Last week, Alex Tabarrok wrote a position as a Marginal Revolution.Is social security a ponzine system?‘
His answer is.
In 2001, I reminded me of what I wrote about social security. Joy of freedom: Economist’s Odyssey.
Next is the beginning of the intestine.
I scratch the present [Social Security] If you change the system to the system, add a name to the bottom of the list, send money to the person at the top of the list, and then replace you. . . Oh, wait, it is our current system.
—Barry, “Elections can be able to kiss most orifice.” Miami HeraldSeptember 24, 2000
In 1991, Stephen Banus, one of my students, wrote a letter to the Social Security Bureau to the Social Security Bureau and the Social Security Bureau, which asked for information on the benefits he could receive. Gwen Dollyn King, the head of the social security director, wrote again in a letter form.
I would like to be sure that social security is based on sound financial foundation. There will be social security benefits when needed.
Banus, a prudent person and a good planner, sent a similar request in 1995. This time, the message of the letter form was different. Shirley Chater Social Security Director wrote:
According to the latest report of the Social Security Council, the social security system can benefit for about 35 years. This means that Congress has time to make changes to protect the financial future of the program.
In just four years, the commissioner reduced the blanket confidence that in just four years, the benefits of “when needed” would be “about 35 years”. What happened between 1991 and 1995?

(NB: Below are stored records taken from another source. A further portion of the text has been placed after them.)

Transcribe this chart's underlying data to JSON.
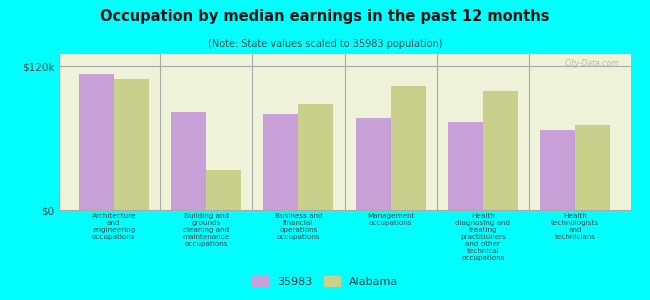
{
  "title": "Occupation by median earnings in the past 12 months",
  "subtitle": "(Note: State values scaled to 35983 population)",
  "categories": [
    "Architecture\nand\nengineering\noccupations",
    "Building and\ngrounds\ncleaning and\nmaintenance\noccupations",
    "Business and\nfinancial\noperations\noccupations",
    "Management\noccupations",
    "Health\ndiagnosing and\ntreating\npractitioners\nand other\ntechnical\noccupations",
    "Health\ntechnologists\nand\ntechnicians"
  ],
  "values_35983": [
    113000,
    82000,
    80000,
    77000,
    73000,
    67000
  ],
  "values_alabama": [
    109000,
    33000,
    88000,
    103000,
    99000,
    71000
  ],
  "color_35983": "#c8a0d8",
  "color_alabama": "#c8d08c",
  "ylim": [
    0,
    130000
  ],
  "yticks": [
    0,
    120000
  ],
  "ytick_labels": [
    "$0",
    "$120k"
  ],
  "legend_35983": "35983",
  "legend_alabama": "Alabama",
  "background_color": "#00ffff",
  "plot_bg_color": "#eef2d8",
  "watermark": "City-Data.com"
}
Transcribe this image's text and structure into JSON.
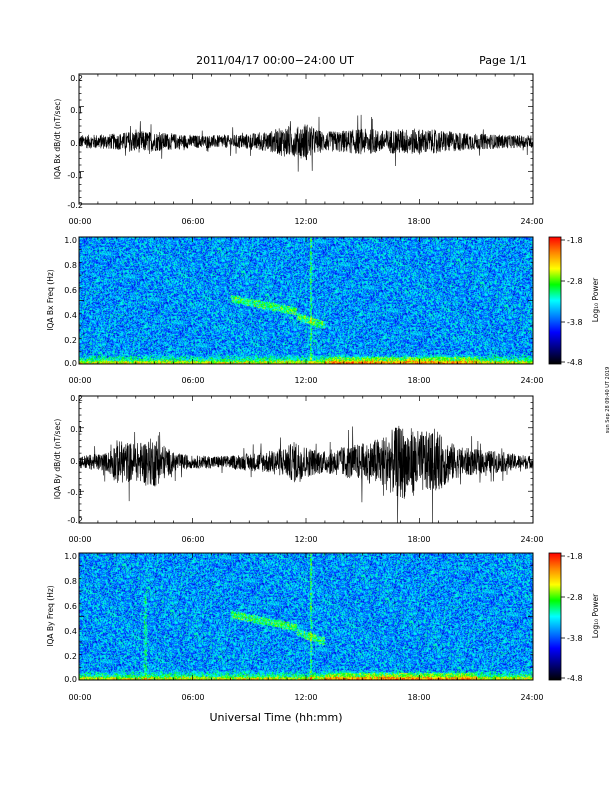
{
  "header": {
    "title": "2011/04/17  00:00−24:00 UT",
    "page": "Page 1/1"
  },
  "footer": {
    "xlabel": "Universal Time (hh:mm)"
  },
  "side_stamp": "sun Sep 28 09:40 UT 2019",
  "colorbar": {
    "label": "Log₁₀ Power",
    "ticks": [
      "-1.8",
      "-2.8",
      "-3.8",
      "-4.8"
    ],
    "colors": [
      "#ff0000",
      "#ff8800",
      "#ffff00",
      "#00ff00",
      "#00ffff",
      "#0080ff",
      "#0000ff",
      "#000080",
      "#000000"
    ]
  },
  "chart_data": [
    {
      "type": "line",
      "ylabel": "IQA Bx dB/dt (nT/sec)",
      "xlim": [
        0,
        24
      ],
      "ylim": [
        -0.2,
        0.2
      ],
      "yticks": [
        "0.2",
        "0.1",
        "0.0",
        "-0.1",
        "-0.2"
      ],
      "xticks": [
        "00:00",
        "06:00",
        "12:00",
        "18:00",
        "24:00"
      ],
      "envelope": {
        "hours": [
          0,
          2,
          3,
          4,
          6,
          8,
          10,
          11,
          11.5,
          12,
          12.5,
          13,
          14,
          15,
          16,
          17,
          18,
          19,
          20,
          21,
          22,
          23,
          24
        ],
        "amplitude": [
          0.02,
          0.025,
          0.035,
          0.03,
          0.02,
          0.02,
          0.03,
          0.05,
          0.045,
          0.06,
          0.04,
          0.03,
          0.035,
          0.04,
          0.035,
          0.04,
          0.04,
          0.035,
          0.03,
          0.025,
          0.022,
          0.02,
          0.02
        ]
      }
    },
    {
      "type": "heatmap",
      "ylabel": "IQA Bx Freq (Hz)",
      "xlim": [
        0,
        24
      ],
      "ylim": [
        0.0,
        1.0
      ],
      "yticks": [
        "1.0",
        "0.8",
        "0.6",
        "0.4",
        "0.2",
        "0.0"
      ],
      "xticks": [
        "00:00",
        "06:00",
        "12:00",
        "18:00",
        "24:00"
      ],
      "zlim": [
        -4.8,
        -1.8
      ]
    },
    {
      "type": "line",
      "ylabel": "IQA By dB/dt (nT/sec)",
      "xlim": [
        0,
        24
      ],
      "ylim": [
        -0.2,
        0.2
      ],
      "yticks": [
        "0.2",
        "0.1",
        "0.0",
        "-0.1",
        "-0.2"
      ],
      "xticks": [
        "00:00",
        "06:00",
        "12:00",
        "18:00",
        "24:00"
      ],
      "envelope": {
        "hours": [
          0,
          1.5,
          2,
          3,
          4,
          5,
          6,
          8,
          10,
          11,
          11.5,
          12,
          12.5,
          13,
          14,
          15,
          16,
          17,
          18,
          19,
          20,
          21,
          22,
          23,
          24
        ],
        "amplitude": [
          0.02,
          0.03,
          0.07,
          0.06,
          0.08,
          0.03,
          0.02,
          0.02,
          0.035,
          0.05,
          0.07,
          0.05,
          0.04,
          0.035,
          0.05,
          0.06,
          0.08,
          0.12,
          0.1,
          0.09,
          0.05,
          0.04,
          0.035,
          0.025,
          0.02
        ]
      }
    },
    {
      "type": "heatmap",
      "ylabel": "IQA By Freq (Hz)",
      "xlim": [
        0,
        24
      ],
      "ylim": [
        0.0,
        1.0
      ],
      "yticks": [
        "1.0",
        "0.8",
        "0.6",
        "0.4",
        "0.2",
        "0.0"
      ],
      "xticks": [
        "00:00",
        "06:00",
        "12:00",
        "18:00",
        "24:00"
      ],
      "zlim": [
        -4.8,
        -1.8
      ]
    }
  ]
}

In fact, nothing happened for four years, except that the director of the Social Security Bureau in 1995 was more frustrating than her opponent in 1991. The fact is that social security is never on a “sound financial foundation.” Unlike the official propaganda of the Social Security Bureau, there is no real trust fund. About 80 %of the salary taxes collected from workers are sent to the current retiree as a simple stay in Washington. The government spends the remaining money on other items. The so -called trust fund includes bonds created by the government. This bond is simply iOUS from another branch of the government. Chris Zehn, the deputy director of the parliamentary budget office, compares these bonds every year and compares them with a note that puts their children’s university education boxes. The memo says, “I am owing $ 5,000 for my daughter’s college fund.” After 18 years of savings, when the child is 18 years old, he opens a box and has 18 useless piece of paper, not $ 90,000.
Those who retired in the early 1940s have benefited from paying low -wage taxes for only a few years. However, these retirees have received much lower profits so that the system is “maturity” so that the current retirees pay their social security tax on their entire labor life.
Civilians who founded such a financial chat will go to prison. In fact, he did. His name was Charles Ponzi, and he was arrested as a promising investor who could double the money in 90 days in 1920, and later used the proceeds of the participants to keep his promise. Therefore, it was born under the term “Ponzi Scheme”.
There are two main differences in Ponzi’s original morale and social security system. The first difference is that social security is operated by the government, and the constitution and suspicious ethics are legal. The second difference comes from the first. Ponzi had to rely on the sucker, but the government can use and use power. It is true that the government mentions social security taxes. About 10.6 %of the income of all workers to all workers’ income for all workers in 2001 means “donation” with 1.8 %, 2.9 %for 1.8 %for disability insurance. But don’t contribute. It was in 1961 that Valentine Byler, Amish Farmer in New Will Mington, Pennsylvania. His religion taught that members should take care of each other and tried to act on religious beliefs by not paying social security taxes. The IRS responded by seizing three words and selling $ 308.96 for unpaid taxes.
The new line of social security stations is that the fund is solvent by 2037. In fact, government officials, which mean, will be sold to the US Treasury, the end of the special federal government bonds that the Social Security Bureau thought and maintained by 2037. The “sales” of this bond is simply a transfer between the government’s left hand and right hand. In order to secure cash for this bond, the Treasury must rise, increase taxes, or reduce other expenses.
Therefore, more relevant dates are when the government’s salary pays began to exceed interest on pay taxes and bonds. In other words, it is when the bond is first sold and the government has to pay extra cash. The date of the date will be the current project, and the retirement of the baby boomers will be about two -thirds.
In the late 1990s, the government’s own insurance acts estimated that in order to maintain the promised benefits, it should rise more than 18 % from 12.4 % from the current level in decades. At 18 %, social security taxes will be about 7.5 %of the total GDP. However, not only social security taxes, but all sources of federal income have been maintained within 18-20 %of GDP since the early 1950s. If this historical constant is maintained, the social security program alone will account for about 40 %of the total tax revenue collected by the federal government, and the remaining 60 %should pay for interest on medical, debt, defense and federal government. It doesn’t seem to be unlikely. In other words, the probability of raising the social security tax rate means that it is quite small. Therefore, at some point in the future, benefits should be less than promise.